Today, a federal appeals court ruled that the U.S. Forest Service is liable for toxic waste clean-up costs from mining on national forest land. The appeals court remanded the case back to the district court to determine how much the Forest Service would have to pay of the $1 billion in clean-up costs associated with a single molybdenum mine in New Mexico. The case is the first to conclude that the 1872 Mining Act, which gives mineral claimants the right to mine federal land, does not relieve the Forest Service from its CERCLA (“Comprehensive Environmental Response, Compensation, and Liability Act”) responsibility as landowner for the cost of cleaning up toxic wastes.

The unanimous opinion by Reagan, G.W. Bush and Clinton appointees, scolds the Forest Service for dereliction of its duty to regulate mining to avoid spendy clean-up costs:

There is no dispute that the United States held fee title to relevant portions of the Questa mining lands during the time of hazardous substance disposal, part of the area that today comprises the Questa Site. We do not doubt that it could have exercised greater powers, regulatory or otherwise, over the lands if it wanted to do so.

This decision could be a game changer. No longer can the Forest Service and BLM hide behind the 1872 Mining Act and ignore the environmental costs of the mining operations they approve on public lands. Just the existing liability for past mining waste could put a big dent in the Forest Service’s budget, which has a sum total of $0 appropriated for CERCLA clean-up costs.

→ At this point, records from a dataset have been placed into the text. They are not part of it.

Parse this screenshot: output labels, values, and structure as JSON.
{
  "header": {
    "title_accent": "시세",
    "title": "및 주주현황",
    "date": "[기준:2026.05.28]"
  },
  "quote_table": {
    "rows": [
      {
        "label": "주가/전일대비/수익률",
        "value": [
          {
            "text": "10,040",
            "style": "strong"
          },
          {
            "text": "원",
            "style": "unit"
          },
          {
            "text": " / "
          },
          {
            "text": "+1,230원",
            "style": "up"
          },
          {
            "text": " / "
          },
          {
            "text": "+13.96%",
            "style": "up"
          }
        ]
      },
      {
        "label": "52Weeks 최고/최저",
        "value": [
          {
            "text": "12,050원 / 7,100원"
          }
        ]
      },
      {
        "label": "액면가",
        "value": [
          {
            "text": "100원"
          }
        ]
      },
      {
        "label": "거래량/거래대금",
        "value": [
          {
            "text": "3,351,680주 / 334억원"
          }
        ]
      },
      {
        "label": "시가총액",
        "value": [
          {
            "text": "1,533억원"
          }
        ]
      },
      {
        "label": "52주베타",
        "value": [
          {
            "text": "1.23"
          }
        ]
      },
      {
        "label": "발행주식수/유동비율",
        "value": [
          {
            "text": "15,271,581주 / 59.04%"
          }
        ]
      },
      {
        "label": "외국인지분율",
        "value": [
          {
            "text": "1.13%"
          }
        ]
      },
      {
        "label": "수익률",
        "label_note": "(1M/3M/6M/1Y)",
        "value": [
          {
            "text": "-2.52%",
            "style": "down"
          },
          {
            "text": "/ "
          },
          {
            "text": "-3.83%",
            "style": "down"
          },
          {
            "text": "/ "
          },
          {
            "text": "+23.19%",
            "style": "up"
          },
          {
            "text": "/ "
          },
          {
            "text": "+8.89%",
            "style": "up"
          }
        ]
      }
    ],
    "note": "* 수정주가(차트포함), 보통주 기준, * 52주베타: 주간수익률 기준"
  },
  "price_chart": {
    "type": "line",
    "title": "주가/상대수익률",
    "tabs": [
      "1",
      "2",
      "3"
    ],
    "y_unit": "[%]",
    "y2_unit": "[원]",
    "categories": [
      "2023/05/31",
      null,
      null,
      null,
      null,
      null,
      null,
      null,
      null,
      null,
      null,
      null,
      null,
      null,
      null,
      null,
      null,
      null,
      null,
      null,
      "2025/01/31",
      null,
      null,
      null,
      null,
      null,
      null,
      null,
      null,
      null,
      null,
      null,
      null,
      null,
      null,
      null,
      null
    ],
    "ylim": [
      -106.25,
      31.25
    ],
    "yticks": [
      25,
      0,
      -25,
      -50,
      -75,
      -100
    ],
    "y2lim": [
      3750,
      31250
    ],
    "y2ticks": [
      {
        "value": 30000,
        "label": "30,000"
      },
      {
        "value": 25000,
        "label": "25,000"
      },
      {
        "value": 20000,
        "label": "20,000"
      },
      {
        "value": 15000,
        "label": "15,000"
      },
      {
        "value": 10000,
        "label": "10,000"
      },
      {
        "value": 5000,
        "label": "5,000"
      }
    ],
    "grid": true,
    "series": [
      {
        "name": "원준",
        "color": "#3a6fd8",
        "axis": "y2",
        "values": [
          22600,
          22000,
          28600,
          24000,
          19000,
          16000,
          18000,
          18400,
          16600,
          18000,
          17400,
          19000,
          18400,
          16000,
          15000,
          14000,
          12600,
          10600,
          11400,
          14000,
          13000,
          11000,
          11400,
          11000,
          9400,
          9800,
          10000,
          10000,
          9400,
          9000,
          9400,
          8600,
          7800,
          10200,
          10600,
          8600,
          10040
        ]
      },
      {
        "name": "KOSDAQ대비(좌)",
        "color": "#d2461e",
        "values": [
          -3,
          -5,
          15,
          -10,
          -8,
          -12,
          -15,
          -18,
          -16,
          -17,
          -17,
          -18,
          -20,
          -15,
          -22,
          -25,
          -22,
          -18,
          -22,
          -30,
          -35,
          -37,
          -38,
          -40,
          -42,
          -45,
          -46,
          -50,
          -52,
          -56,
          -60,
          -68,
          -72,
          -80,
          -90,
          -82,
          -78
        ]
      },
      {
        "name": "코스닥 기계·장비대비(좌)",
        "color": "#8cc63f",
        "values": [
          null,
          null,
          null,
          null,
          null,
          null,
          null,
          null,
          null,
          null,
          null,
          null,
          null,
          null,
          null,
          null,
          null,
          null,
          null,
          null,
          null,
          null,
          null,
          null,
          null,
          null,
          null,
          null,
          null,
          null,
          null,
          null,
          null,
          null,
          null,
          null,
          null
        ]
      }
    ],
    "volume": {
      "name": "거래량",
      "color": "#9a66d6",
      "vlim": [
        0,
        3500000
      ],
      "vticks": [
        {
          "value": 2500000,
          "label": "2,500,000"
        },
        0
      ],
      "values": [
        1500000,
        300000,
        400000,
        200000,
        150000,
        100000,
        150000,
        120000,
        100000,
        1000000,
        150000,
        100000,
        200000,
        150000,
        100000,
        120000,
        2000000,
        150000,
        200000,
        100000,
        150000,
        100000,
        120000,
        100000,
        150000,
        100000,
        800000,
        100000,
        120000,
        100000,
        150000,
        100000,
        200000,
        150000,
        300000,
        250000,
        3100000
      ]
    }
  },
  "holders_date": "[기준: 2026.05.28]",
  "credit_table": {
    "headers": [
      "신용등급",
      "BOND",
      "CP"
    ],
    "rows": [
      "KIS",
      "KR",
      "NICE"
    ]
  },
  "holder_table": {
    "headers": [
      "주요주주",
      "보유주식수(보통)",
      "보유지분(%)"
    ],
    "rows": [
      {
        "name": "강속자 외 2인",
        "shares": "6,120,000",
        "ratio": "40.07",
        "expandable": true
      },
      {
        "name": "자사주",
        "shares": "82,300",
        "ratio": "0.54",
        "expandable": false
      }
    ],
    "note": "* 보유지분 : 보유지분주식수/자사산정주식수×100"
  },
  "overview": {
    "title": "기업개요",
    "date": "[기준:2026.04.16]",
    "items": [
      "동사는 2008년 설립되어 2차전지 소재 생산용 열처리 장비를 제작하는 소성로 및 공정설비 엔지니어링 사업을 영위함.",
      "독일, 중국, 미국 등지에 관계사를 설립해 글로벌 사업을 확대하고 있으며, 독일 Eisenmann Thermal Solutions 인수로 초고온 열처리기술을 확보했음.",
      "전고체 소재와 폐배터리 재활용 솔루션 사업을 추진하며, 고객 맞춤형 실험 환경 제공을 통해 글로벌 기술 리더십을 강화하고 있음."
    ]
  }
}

From here on out, when the Forest Service approves surface occupancy plans for 1872 mining act claims, it had better look carefully at its clean-up liability. Under some scenarios, the Forest Service, as landowner, could be stuck with 100% of the clean-up costs.

5 thoughts on “What, Me Worry?”

      • The Forest Service itself cannot appeal from the decision; only the Solicitor General can decide to petition for U.S. Supreme Court review. More often than not, he does not. And, even if he does, the Supreme Court does not have to accept the case.

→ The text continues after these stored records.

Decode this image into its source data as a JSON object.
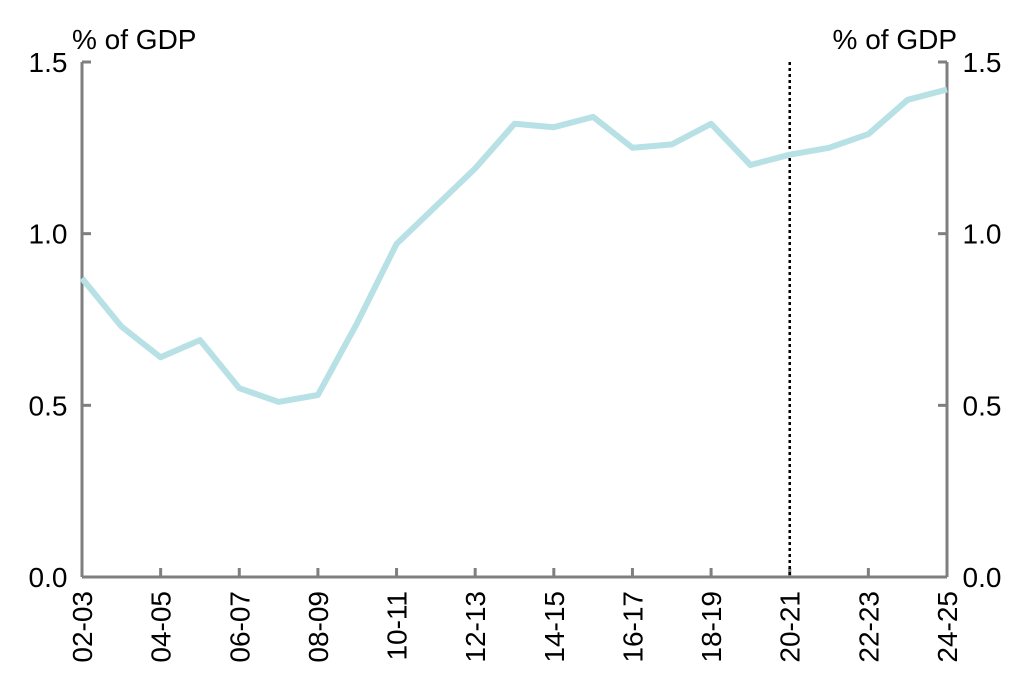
{
  "chart_data": {
    "type": "line",
    "y_unit_left": "% of GDP",
    "y_unit_right": "% of GDP",
    "ylim": [
      0,
      1.5
    ],
    "y_ticks": [
      "0.0",
      "0.5",
      "1.0",
      "1.5"
    ],
    "x_tick_labels": [
      "02-03",
      "04-05",
      "06-07",
      "08-09",
      "10-11",
      "12-13",
      "14-15",
      "16-17",
      "18-19",
      "20-21",
      "22-23",
      "24-25"
    ],
    "x": [
      "02-03",
      "03-04",
      "04-05",
      "05-06",
      "06-07",
      "07-08",
      "08-09",
      "09-10",
      "10-11",
      "11-12",
      "12-13",
      "13-14",
      "14-15",
      "15-16",
      "16-17",
      "17-18",
      "18-19",
      "19-20",
      "20-21",
      "21-22",
      "22-23",
      "23-24",
      "24-25"
    ],
    "series": [
      {
        "values": [
          0.87,
          0.73,
          0.64,
          0.69,
          0.55,
          0.51,
          0.53,
          0.74,
          0.97,
          1.08,
          1.19,
          1.32,
          1.31,
          1.34,
          1.25,
          1.26,
          1.32,
          1.2,
          1.23,
          1.25,
          1.29,
          1.39,
          1.42
        ],
        "color": "#b7e1e5"
      }
    ],
    "reference_line": {
      "x": "20-21",
      "style": "dotted",
      "color": "#000000"
    },
    "axis_color": "#7f7f7f",
    "grid": false,
    "legend": "none"
  }
}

  1. Why would the FS not be liable for costs associated with clean up? It’s purpose is to manage the use of the land and it obviously failed to do that.

  2. Thanks, Andy. The $0 budget pretty clearly shows that the Forest Service thought it was playing a different game. It was nice of Chevron to point out that there is a cost to the government of lax regulation of mines on federal lands.

    This only applies to unpatented claims under the 1872 Mining Act, where the federal government still owns the land. I don’t know how common that is (relative to patented claims), but this makes it less desirable to patent a claim and remove the federal ownership interest.

    It will be interesting to see what “equitable portion” of the costs get assigned to the Forest Service (based on its role).